Je vais être honnête avec toi, je me suis séparé mardi de mon MBpro non rétina 13" avec 8Gb de RAM et c'était amplement suffisant, que ça soit pour Photoshop, Aperture, le multitâche etc. 
Seulement je ne sais pas si dans 4-5 ans les besoins en RAM ne vont pas augmenter, avec de nouvelles applications etc...

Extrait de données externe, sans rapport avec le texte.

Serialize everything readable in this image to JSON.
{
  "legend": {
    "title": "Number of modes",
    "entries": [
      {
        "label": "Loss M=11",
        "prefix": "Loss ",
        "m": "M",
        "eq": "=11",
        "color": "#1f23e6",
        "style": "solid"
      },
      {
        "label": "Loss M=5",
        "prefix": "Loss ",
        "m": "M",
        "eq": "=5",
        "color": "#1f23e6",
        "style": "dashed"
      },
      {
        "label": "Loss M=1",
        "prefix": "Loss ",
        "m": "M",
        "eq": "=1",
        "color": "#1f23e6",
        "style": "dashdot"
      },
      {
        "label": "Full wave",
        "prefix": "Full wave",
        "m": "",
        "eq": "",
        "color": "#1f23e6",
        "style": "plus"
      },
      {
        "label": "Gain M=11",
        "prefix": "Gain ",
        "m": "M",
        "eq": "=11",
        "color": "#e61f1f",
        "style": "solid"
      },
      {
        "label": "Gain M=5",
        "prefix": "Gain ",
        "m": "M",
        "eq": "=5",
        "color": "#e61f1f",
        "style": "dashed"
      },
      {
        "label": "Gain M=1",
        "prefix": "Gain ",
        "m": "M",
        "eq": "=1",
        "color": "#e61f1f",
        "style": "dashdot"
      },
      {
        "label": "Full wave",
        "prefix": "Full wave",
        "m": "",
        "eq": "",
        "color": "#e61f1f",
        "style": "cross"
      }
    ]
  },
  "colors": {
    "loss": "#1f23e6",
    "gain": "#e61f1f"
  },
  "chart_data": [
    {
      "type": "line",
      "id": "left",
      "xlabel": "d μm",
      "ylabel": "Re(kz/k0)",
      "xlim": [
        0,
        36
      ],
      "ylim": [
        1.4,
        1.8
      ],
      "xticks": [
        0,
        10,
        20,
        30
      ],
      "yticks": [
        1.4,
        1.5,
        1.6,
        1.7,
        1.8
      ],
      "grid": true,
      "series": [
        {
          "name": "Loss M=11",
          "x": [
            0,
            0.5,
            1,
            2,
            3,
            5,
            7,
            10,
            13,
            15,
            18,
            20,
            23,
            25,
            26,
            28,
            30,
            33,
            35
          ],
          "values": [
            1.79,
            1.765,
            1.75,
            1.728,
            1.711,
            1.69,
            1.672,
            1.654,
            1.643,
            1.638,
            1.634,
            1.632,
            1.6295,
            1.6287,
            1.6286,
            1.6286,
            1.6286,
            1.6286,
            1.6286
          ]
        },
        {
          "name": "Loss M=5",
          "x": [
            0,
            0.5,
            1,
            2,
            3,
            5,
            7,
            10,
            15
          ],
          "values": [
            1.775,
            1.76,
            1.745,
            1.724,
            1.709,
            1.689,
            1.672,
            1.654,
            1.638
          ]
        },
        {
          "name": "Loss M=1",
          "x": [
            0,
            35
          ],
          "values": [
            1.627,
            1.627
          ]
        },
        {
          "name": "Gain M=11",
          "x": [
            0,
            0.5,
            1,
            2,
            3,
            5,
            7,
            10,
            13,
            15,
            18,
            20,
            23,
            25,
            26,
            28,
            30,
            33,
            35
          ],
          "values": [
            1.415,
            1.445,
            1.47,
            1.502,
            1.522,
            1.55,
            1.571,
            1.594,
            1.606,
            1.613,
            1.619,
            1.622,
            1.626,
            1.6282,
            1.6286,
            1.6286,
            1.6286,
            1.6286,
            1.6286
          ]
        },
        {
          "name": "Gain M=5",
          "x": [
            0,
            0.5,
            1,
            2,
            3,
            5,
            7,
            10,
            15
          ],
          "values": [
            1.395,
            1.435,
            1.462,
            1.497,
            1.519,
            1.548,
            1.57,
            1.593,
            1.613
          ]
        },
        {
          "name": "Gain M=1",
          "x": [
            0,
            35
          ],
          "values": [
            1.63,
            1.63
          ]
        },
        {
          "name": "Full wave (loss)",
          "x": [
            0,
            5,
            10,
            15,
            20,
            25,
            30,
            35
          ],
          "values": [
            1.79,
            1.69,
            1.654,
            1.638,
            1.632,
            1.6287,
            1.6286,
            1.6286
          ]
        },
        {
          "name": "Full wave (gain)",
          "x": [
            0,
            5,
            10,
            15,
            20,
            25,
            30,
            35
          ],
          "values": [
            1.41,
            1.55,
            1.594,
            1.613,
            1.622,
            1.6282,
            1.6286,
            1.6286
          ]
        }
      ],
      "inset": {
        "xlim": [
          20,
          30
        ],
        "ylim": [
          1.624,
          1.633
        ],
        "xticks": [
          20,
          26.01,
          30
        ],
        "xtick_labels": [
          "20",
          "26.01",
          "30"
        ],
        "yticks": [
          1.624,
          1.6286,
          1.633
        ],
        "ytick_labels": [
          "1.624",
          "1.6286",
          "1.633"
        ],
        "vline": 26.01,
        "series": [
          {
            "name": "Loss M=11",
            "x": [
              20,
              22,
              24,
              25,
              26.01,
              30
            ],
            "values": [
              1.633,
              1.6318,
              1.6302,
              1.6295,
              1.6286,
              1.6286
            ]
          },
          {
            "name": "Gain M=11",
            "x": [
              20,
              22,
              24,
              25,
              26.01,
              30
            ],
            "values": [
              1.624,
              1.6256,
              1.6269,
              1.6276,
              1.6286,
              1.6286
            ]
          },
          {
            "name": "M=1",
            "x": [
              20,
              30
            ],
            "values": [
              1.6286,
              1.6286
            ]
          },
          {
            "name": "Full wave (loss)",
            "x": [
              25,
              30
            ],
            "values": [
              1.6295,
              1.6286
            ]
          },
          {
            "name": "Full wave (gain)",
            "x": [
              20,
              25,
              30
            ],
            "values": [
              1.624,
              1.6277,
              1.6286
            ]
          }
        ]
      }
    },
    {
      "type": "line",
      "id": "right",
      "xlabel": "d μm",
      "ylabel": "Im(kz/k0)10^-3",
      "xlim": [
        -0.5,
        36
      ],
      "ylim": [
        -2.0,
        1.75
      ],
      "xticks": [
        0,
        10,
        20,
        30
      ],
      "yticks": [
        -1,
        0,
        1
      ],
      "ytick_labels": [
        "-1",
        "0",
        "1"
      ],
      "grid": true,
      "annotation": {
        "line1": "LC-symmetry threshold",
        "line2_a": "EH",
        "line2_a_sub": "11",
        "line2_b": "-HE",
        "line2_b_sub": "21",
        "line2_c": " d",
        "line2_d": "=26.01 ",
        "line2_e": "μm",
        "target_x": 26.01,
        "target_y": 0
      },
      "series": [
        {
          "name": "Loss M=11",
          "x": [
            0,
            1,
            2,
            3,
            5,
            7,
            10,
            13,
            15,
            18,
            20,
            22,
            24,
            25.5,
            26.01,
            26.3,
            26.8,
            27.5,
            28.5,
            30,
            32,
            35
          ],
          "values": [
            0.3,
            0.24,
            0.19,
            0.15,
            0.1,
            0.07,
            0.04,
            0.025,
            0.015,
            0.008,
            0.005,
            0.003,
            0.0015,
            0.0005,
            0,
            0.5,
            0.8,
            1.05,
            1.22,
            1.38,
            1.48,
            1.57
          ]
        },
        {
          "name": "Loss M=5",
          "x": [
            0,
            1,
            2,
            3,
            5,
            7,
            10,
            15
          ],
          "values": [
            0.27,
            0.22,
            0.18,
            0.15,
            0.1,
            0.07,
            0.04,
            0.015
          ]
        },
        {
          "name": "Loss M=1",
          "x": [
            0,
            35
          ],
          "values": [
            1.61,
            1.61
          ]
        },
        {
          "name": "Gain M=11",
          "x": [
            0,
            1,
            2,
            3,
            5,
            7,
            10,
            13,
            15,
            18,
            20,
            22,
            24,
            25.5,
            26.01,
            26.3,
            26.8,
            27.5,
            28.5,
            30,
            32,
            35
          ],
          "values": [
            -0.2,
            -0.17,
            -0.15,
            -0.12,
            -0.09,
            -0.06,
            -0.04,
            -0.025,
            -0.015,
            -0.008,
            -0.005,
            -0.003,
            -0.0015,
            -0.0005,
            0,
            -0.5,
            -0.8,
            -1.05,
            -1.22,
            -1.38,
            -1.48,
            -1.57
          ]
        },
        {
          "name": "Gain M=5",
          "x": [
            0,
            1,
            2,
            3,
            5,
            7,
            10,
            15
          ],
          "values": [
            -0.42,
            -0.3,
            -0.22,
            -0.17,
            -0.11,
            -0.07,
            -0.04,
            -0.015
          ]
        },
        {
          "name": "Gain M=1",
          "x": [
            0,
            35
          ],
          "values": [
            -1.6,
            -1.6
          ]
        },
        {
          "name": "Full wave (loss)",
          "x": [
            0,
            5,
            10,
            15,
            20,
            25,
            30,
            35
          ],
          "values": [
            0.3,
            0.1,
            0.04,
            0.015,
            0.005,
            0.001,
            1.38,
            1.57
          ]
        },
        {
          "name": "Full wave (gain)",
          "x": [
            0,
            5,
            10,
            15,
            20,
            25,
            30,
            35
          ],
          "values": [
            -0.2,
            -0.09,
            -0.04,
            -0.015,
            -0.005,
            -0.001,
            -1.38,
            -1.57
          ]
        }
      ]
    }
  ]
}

Je serais toi j'investirais dans la RAM, je ne sais pas s'il y a d'autres avis plus constructifs peut être


----------



## bdlapierre (31 Juillet 2014)

ElGringo13 a dit:


> Je vais être honnête avec toi, je me suis séparé mardi de mon MBpro non rétina 13" avec 8Gb de RAM et c'était amplement suffisant, que ça soit pour Photoshop, Aperture, le multitâche etc.
> Seulement je ne sais pas si dans 4-5 ans les besoins en RAM ne vont pas augmenter, avec de nouvelles applications etc...
> 
> Je serais toi j'investirais dans la RAM, je ne sais pas s'il y a d'autres avis plus constructifs peut être




En multitâche je monte facilement à plus de 10 GO d'utilisation, la suite ADOBE est également gourmande en ram...
Afin de pérenniser l'achat, la RAM étant soudée 16 GO me semble indispensable...


----------



## squiddly (31 Juillet 2014)

Bonjour,

sans aucune hésitation la mémoire avant le cpu. Pour votre espace de stockage SSD, il faut bien évaluer vos besoins à long terme. C'est bdlapierre qui parlait de pérennité et il  tout à fait raison, surtout lorsque l'on investit une telle somme d'argent.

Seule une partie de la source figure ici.